Tynan also noted that reviewing the Paris production, L'Express had lamented Osborne's failure to rival "the dialectic vigour of Sartre, or the poetic vigour of Eliot", a judgment that Tynan considered missed "the quick, stark, lively, lyrical, button-holing virtuosity of Mr. Osborne's language."
Writing of the New York production Howard Taubman said in the New York Times that the play had "size and distinction". The New York Herald Tribune described the play as "an anguished, vigorous and stammering study … not a masterpiece, not even fully coherent, it is an exploration and it wants looking at and thinking about." The New York Daily News called it "a work of power and integrity".

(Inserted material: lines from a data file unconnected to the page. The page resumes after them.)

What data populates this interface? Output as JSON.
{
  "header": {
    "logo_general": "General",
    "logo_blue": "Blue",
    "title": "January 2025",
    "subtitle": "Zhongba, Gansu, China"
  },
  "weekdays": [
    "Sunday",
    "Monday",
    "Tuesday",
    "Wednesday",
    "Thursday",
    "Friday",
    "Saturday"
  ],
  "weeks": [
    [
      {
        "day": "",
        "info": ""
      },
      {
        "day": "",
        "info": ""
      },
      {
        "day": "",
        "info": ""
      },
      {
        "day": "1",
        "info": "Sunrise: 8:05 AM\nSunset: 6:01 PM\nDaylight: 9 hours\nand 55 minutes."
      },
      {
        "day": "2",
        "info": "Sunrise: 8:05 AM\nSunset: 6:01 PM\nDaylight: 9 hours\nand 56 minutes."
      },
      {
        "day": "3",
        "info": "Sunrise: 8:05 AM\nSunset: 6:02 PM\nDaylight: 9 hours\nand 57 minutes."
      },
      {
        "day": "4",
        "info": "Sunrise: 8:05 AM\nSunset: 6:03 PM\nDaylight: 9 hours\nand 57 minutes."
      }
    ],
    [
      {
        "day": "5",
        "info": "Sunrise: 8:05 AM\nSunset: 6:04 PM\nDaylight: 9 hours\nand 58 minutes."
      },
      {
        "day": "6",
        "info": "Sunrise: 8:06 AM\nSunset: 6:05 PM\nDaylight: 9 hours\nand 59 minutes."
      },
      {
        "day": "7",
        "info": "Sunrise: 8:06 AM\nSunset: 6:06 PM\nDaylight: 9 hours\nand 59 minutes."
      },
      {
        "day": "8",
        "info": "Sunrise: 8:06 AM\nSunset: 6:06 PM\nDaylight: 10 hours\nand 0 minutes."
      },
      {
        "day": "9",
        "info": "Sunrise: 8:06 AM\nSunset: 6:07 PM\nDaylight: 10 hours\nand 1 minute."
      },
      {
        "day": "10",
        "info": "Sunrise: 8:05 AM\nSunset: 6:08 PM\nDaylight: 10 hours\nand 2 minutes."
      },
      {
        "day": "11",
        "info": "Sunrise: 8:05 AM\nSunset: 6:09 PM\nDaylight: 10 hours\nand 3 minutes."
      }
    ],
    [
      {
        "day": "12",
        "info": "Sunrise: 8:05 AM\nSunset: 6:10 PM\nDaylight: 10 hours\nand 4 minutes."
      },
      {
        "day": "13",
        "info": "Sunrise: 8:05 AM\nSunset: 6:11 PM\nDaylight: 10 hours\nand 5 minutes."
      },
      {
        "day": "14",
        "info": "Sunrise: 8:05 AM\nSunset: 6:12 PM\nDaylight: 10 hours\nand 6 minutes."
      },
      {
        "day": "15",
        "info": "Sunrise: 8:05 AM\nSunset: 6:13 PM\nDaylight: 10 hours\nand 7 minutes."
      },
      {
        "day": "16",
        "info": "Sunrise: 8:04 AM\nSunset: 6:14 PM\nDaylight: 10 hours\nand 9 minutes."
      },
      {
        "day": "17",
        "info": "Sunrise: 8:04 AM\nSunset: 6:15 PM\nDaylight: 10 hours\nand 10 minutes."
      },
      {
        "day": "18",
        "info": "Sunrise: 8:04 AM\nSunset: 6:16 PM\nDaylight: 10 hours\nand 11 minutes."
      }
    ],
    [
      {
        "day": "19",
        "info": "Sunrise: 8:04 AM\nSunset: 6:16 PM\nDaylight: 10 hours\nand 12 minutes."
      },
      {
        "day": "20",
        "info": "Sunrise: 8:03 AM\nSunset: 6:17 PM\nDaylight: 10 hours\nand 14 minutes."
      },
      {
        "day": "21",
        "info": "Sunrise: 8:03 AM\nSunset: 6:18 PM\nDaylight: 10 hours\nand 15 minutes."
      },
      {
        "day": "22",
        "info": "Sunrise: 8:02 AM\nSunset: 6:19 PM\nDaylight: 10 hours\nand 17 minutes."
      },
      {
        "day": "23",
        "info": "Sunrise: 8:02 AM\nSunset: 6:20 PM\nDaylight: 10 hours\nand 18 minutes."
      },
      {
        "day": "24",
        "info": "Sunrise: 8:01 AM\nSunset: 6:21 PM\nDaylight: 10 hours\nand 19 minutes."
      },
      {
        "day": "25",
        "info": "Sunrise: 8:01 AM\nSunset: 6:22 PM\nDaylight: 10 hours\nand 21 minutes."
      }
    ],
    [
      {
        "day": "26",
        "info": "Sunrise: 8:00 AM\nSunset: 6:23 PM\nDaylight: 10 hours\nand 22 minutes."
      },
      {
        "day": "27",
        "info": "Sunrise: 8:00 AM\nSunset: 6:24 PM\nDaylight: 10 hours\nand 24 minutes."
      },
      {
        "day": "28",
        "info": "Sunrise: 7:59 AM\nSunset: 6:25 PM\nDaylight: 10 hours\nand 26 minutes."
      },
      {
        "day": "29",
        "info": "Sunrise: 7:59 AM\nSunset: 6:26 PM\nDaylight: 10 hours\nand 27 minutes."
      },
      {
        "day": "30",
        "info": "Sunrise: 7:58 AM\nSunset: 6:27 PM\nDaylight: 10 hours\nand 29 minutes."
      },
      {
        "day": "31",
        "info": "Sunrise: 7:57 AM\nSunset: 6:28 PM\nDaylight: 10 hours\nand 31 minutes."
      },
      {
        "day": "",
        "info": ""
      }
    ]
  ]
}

Susan Sontag in the Partisan Review called it "unremittingly vulgar and slapdash in its ideas and its writing" and "phony to the core." She conceded Tony Richardson's "staging, excellent lighting, and bare effective sets" were as "handsome as a picture-book," but argued that this alone, along with the "gimmick of Luther's constipation," drew audiences. "Not one of a hundred of the people who attend this play could possibly have the slightest interest in Luther and his real problems" save for "a quick educational TV-type briefing on A Great Moment in Western History: the Reformation." She contrasted it unfavorably with the films The Flowers of St. Francis and Diary of a Country Priest, describing them as "genuine and psychologically sophisticated."